Comment le ministère de l’Education nationale se prépare-t-il à la gestion de crise, notamment au regard des nouvelles menaces qui pèsent sur les établissements scolaires ?

La globalisation des crises oblige à intensifier et à généraliser la préparation aux situations exceptionnelles de toutes les entités composant le ministère : attentats terroristes, troubles graves et généralisés à plusieurs établissements, accidents, pandémies, ruptures de réseaux, crises NRBC-E, inondations majeures…

Il s’agit de répondre aux besoins des établissements du scolaire et du supérieur, ainsi que des services centraux, en situation de crise. Aussi, pour exercer sa responsabilité dans la direction de la crise, le ou les ministres doivent pouvoir s’appuyer sur un dispositif ministériel structuré : le Centre Ministériel de Crise (CMC), qui regroupe l’ensemble des directions et services concernés.

Ce dispositif spécifique doit être capable de gérer la crise et d’assurer la coordination avec les cellules académiques de crise ou, lorsqu’elle est armée, avec la cellule interministérielle de crise (CIC) à Beauvau.

L’action du CMC porte également, dans le cadre du respect de l’instruction du 12 avril 2017, sur les exercices d’accompagnement de la mise en place des dispositifs de gestion de crise académiques ainsi que sur le volet formation.

En effet, un élément essentiel du dispositif vise à remédier à l’acculturation des cadres confrontés à ces problématiques sensibles. Le service HFDS travaille ainsi sur le déploiement des formations nationales en lien avec la Mission de prévention et de lutte contre les violences en milieu scolaire, l’ESENESR, et la Gendarmerie nationale. Le déploiement de ces formations en académie constitue un enjeu majeur dans les mois à venir.

L’élaboration d’outils et de ressources pédagogiques partagés (MOOP, MOOC, Magistère), garants de la cohérence de l’ensemble, constitue un point de vigilance particulier. Ainsi, les ministères de l’Education nationale (MEN) et de l’Enseignement supérieur, de la recherche et de l’innovation (MESRI) doivent être en mesure de prévenir pour protéger l’institution, ses personnels et ses usagers.

Quelle est la place de la communication de crise dans ce dispositif ?

La communication est devenue un élément absolument essentiel dans la gestion des crises. Que ce soit à travers la capacité à alerter, anticiper et détecter les signaux faibles, ou lorsqu’une crise survient, en permettant le déploiement de toute une palette d’outils réactifs et efficaces.

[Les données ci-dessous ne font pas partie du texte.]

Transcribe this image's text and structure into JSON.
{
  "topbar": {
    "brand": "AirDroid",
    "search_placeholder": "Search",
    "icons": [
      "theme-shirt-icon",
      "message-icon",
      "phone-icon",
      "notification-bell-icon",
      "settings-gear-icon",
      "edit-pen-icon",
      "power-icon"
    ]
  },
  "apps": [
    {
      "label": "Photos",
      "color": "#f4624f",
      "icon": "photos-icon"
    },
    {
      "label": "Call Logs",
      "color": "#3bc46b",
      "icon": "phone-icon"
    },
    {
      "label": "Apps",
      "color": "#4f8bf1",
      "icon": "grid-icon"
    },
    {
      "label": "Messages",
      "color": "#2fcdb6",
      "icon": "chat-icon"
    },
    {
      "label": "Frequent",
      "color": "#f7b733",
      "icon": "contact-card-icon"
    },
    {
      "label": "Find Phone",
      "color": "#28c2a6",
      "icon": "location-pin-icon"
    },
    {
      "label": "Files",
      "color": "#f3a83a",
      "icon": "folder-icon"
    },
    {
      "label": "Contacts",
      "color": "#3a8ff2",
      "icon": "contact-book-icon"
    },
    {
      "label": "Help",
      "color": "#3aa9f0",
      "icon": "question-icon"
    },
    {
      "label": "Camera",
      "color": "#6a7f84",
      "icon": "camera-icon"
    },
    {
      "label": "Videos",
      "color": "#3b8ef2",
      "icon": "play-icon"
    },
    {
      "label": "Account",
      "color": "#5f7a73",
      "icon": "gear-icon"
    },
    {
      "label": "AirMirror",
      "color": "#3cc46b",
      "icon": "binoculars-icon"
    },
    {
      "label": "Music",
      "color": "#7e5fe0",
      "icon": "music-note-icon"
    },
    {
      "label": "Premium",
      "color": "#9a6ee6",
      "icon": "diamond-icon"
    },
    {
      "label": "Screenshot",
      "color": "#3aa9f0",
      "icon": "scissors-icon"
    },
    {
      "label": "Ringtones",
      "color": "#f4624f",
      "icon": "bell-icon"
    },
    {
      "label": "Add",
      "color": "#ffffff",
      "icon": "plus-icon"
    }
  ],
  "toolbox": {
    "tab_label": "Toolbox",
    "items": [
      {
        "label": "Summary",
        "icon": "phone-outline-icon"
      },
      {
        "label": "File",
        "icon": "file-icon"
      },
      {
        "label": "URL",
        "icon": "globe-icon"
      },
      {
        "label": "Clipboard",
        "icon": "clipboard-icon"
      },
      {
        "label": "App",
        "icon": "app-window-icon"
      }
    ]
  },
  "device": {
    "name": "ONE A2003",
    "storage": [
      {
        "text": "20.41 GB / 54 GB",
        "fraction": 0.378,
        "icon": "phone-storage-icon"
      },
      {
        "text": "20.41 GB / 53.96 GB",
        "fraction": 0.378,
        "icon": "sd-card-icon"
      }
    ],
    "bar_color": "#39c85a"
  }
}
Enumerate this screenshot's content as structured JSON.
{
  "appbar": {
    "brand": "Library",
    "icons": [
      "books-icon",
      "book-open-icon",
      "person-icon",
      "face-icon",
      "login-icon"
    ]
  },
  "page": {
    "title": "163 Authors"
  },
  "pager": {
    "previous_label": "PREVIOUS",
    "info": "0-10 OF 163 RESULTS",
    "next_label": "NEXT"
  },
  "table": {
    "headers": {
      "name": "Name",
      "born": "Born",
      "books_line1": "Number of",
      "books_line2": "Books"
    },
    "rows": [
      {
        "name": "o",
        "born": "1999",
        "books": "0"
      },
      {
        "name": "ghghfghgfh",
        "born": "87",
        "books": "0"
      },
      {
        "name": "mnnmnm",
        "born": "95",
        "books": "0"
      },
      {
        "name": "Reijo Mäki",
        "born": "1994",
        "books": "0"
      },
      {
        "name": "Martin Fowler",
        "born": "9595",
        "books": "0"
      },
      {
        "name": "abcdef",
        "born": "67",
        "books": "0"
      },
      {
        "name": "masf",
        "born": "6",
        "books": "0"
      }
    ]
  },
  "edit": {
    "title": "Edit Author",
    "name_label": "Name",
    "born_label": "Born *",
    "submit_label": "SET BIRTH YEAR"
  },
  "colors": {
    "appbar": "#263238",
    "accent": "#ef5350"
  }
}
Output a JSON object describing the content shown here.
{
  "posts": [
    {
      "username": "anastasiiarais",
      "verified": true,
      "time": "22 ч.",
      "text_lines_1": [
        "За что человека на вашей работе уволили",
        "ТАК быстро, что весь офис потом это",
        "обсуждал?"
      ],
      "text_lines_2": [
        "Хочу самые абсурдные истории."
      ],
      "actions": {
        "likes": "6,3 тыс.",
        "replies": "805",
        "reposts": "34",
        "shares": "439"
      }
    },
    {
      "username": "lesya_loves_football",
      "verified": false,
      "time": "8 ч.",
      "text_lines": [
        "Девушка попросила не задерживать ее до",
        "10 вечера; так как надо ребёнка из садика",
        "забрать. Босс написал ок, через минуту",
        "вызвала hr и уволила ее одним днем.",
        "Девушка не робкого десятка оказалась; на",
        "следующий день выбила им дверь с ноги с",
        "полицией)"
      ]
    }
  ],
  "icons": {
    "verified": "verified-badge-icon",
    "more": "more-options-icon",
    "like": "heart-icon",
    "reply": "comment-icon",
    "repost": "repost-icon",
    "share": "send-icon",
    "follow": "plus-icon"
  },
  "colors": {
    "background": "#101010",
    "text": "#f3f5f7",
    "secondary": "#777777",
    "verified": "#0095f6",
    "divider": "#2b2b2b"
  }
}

Le service HFDS et la Délégation à la communication travaillent donc sur différentes thématiques complémentaires telles que la formation, l’anticipation, la professionnalisation et la mise en œuvre de réseaux. Les exercices réalisés permettent de porter le rôle transverse de la fonction communication au plus près des décisions prises, mais également dans le cadre de la veille de l’opinion publique, dans l’élaboration de scénario de reprise en cellule anticipation, dans la réponse que l’institution doit apporter aux usagers via les réseaux sociaux ou le site du ministère.

La sortie de crise dans la durée doit également nécessiter une attention et un accompagnement particuliers en matière de communication.

Vous entraînez-vous en situation réelle ?

Les entraînements et la formation sont primordiaux afin de travailler sur la compréhension et le sens de l’action qui doit s’attacher à définir un niveau politico-stratégique de réflexion. Le tout sans oublier de respecter les principes de subsidiarité des niveaux opérationnels qui relèvent davantage des académies et des COD (Centre Opérationnel Départemental).

De plus, nous devons être capables d’identifier et de problématiser le périmètre (différences culturelles, différences de responsabilités) propres au ministère de l’éducation nationale et au ministère de l’enseignement supérieur de la recherche et de l’innovation. Cela afin d’optimiser notre contribution vis-à-vis de la CIC.

Les entraînements permettent d’affiner la connaissance des hommes dans l’organisation du CMC, et le Vade-Mecum de mieux maitriser le besoin en matériels. Le facteur humain et les comportements sont absolument essentiels en gestion de crise. Les exercices permettent de tester la résistance au stress des agents engagés dans le centre ministériel de crise et de promouvoir l’adhésion aux valeurs collectives qui doivent porter notre action et notre engagement.

Notre volonté est centrée sur quatre points forts qui doivent être les nôtres : l’alerte, la méthode, l’organisation et l’anticipation. L’objectif ? Tester notre capacité de résilience et à faire face, ensemble, à une crise.